Open Source Code Yes Our code is available at the link: https://github.com/JRC1995/Beam Recursion Family.
Open Datasets Yes List Operations (List Ops): The task of List Ops consist of hierarchical nested operations that neural networks generally struggle to solve particularly in length-generalizable settings. There are only a few known contenders that achieve decent performance in the task [31, 10, 71, 66]. For this task we use the original training set [57] with the length generalization splits from Havrylov et al. [31], the argument generalization splits from Ray Chowdhury and Caragea [66], and the LRA test set from Tay et al. [81]. The different splits test the model in different out-of-distribution settings (one in unseen lengths, another in an unseen number of arguments, and another in both unseen lengths and arguments). Remarkably, as can be seen from Table 2, EBT-GRC outperforms most of the previous models in accuracy only being slightly behind OM for some argument generalization splits.

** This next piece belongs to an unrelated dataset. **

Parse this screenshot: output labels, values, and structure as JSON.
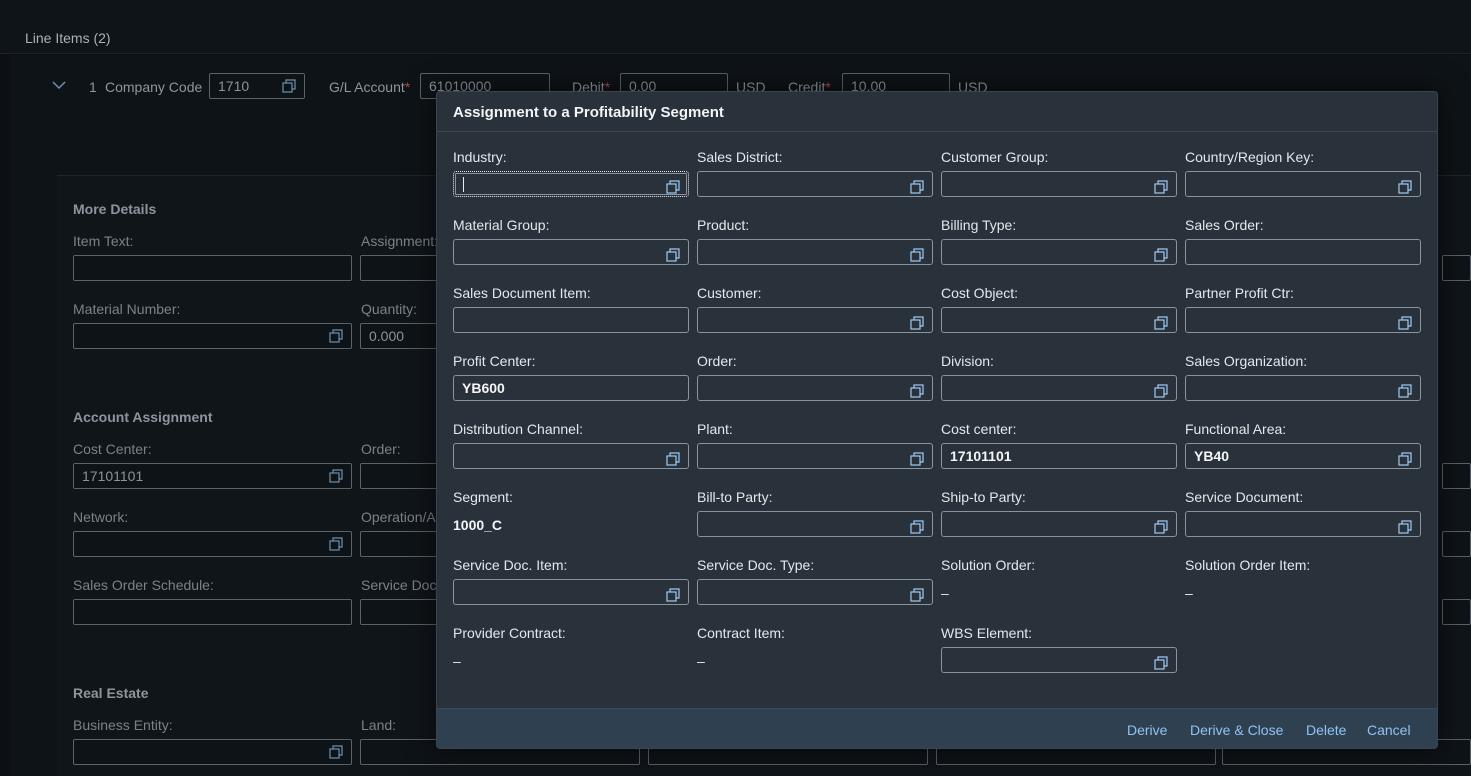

Dataset Splits Yes List Ops: List Ops was introduced by Nangia and Bowman [57] and is a task for solving nested lists of mathematical operations. It is a 10-way classification task. Similar to Chowdhury and Caragea [10], we train our models on the original training set with all samples 100 sequence lengths filtered out. We use the original development set for validation. We test on the following sets: the original test set (near-IID split); the length generalization splits from Havrylov et al. [31] that include samples of much higher lengths; the argument generalization splits from Ray Chowdhury and Caragea [66] that involve an unseen number of maximum arguments for each operator; and the LRA split (which has both higher sequence length and higher argument number) from Tay et al. [81].
Hardware Specification Yes All models were trained in a single Nvidia RTX A6000.

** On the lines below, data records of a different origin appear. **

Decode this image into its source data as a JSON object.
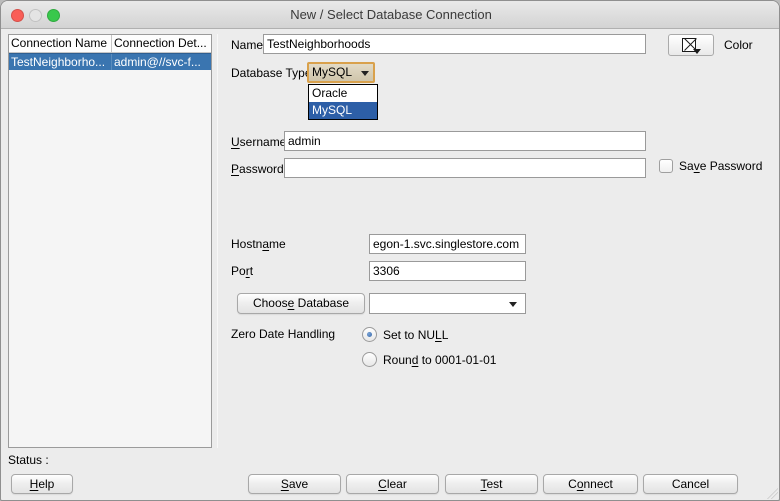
{
  "titlebar": {
    "title": "New / Select Database Connection",
    "traffic_light_colors": {
      "close": "#f95e57",
      "minimize": "#e4e4e4",
      "zoom": "#39c84c"
    }
  },
  "colors": {
    "row_selection_blue": "#3a75b0",
    "popup_selection_blue": "#2d5fa7",
    "focus_ring_orange": "#d9a14c"
  },
  "connections": {
    "columns": [
      "Connection Name",
      "Connection Det..."
    ],
    "selected_row": {
      "name": "TestNeighborho...",
      "details": "admin@//svc-f..."
    }
  },
  "form": {
    "name_label": "Name",
    "name_value": "TestNeighborhoods",
    "color_label": "Color",
    "db_type_label": "Database Type",
    "db_type_value": "MySQL",
    "db_options": [
      "Oracle",
      "MySQL"
    ],
    "username_label": {
      "pre": "",
      "u": "U",
      "post": "sername"
    },
    "username_value": "admin",
    "password_label": {
      "pre": "",
      "u": "P",
      "post": "assword"
    },
    "password_value": "",
    "save_password_label": {
      "pre": "Sa",
      "u": "v",
      "post": "e Password"
    },
    "hostname_label": {
      "pre": "Hostn",
      "u": "a",
      "post": "me"
    },
    "hostname_value": "egon-1.svc.singlestore.com",
    "port_label": {
      "pre": "Po",
      "u": "r",
      "post": "t"
    },
    "port_value": "3306",
    "choose_db_label": {
      "pre": "Choos",
      "u": "e",
      "post": " Database"
    },
    "choose_db_value": "",
    "zero_date_label": "Zero Date Handling",
    "radio_set_null": {
      "pre": "Set to NU",
      "u": "L",
      "post": "L"
    },
    "radio_round": {
      "pre": "Roun",
      "u": "d",
      "post": " to 0001-01-01"
    }
  },
  "status_label": "Status :",
  "buttons": {
    "help": {
      "pre": "",
      "u": "H",
      "post": "elp"
    },
    "save": {
      "pre": "",
      "u": "S",
      "post": "ave"
    },
    "clear": {
      "pre": "",
      "u": "C",
      "post": "lear"
    },
    "test": {
      "pre": "",
      "u": "T",
      "post": "est"
    },
    "connect": {
      "pre": "C",
      "u": "o",
      "post": "nnect"
    },
    "cancel": {
      "pre": "Cancel",
      "u": "",
      "post": ""
    }
  }
}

Software Dependencies No The paper does not list specific versions of software dependencies (e.g., Python, PyTorch, TensorFlow versions).

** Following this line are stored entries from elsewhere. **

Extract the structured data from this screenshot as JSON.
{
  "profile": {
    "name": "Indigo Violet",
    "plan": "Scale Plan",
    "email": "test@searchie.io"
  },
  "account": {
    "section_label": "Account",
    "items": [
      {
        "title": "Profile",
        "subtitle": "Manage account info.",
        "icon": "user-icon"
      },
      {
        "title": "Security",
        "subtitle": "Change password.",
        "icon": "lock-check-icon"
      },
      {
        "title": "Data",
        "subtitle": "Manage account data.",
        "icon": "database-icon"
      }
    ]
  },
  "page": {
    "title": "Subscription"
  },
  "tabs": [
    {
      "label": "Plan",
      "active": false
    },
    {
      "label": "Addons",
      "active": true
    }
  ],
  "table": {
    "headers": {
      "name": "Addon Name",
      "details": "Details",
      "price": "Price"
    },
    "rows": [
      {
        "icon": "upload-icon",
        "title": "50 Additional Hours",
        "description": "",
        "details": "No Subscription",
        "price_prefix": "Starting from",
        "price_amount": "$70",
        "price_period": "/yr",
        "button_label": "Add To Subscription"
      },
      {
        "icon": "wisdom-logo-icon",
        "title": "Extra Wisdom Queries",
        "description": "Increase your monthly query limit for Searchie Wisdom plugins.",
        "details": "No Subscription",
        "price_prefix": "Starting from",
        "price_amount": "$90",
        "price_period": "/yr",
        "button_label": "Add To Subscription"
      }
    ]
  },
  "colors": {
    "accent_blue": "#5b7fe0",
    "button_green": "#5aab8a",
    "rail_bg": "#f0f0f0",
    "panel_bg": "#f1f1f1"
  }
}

Experiment Setup Yes Hyperparameters are presented in Appendix G, architecture details are presented in Appendix F, task details are provided in Appendix B and additional results (besides what is presented below) in logical inference and text classification are provided in Appendix C. For sentence encoder models, we use the same hyperparameters as [66] (the preprint of the paper is available in the supplementary in anonymized form) for all the datasets. The only new hyperparameter for EBT-GRC is ds which we set as 64; otherwise the hyperparameters are the same as that of BT-GRC or BT-GRC OS. We discuss the hyperparameters of the sequence interaction models next. For EBT-GAU/EGT-GAU, we used a two-layered weight-shared GAU-Blocks for NGAUStack1/GAUStack1 and a three-layered weight-shared GAU-Blocks for GAUStack2 (for parameter efficiency and regularization). GAU uses a five-layered GAU-Blocks (weights unshared) for GAUStack so that the parameters are similar to that of EBT-GAU or EGT-GAU. We use a dropout of 0.1 after the multiplation with Wo in each GAUBlock layer and a head size dh of 128 (similar to Hua et al. [36]). For relative position, we set k = 5 (k here corresponds the receptive field for relative attention in Shaw et al. [70]) for normal GAUBlocks and k = 10 for parent attention (since parent attention is only applied to higher heights, we do not need to initialize weights for negative relative distances). Other hyperparameters are kept same as the sentence encoder models. The hyperparameters of MNLI, SNLI, and QQP are shared. Note that all the natural language tasks are trained with fixed 840B Glove Embeddings [62] as in Ray Chowdhury and Caragea [66].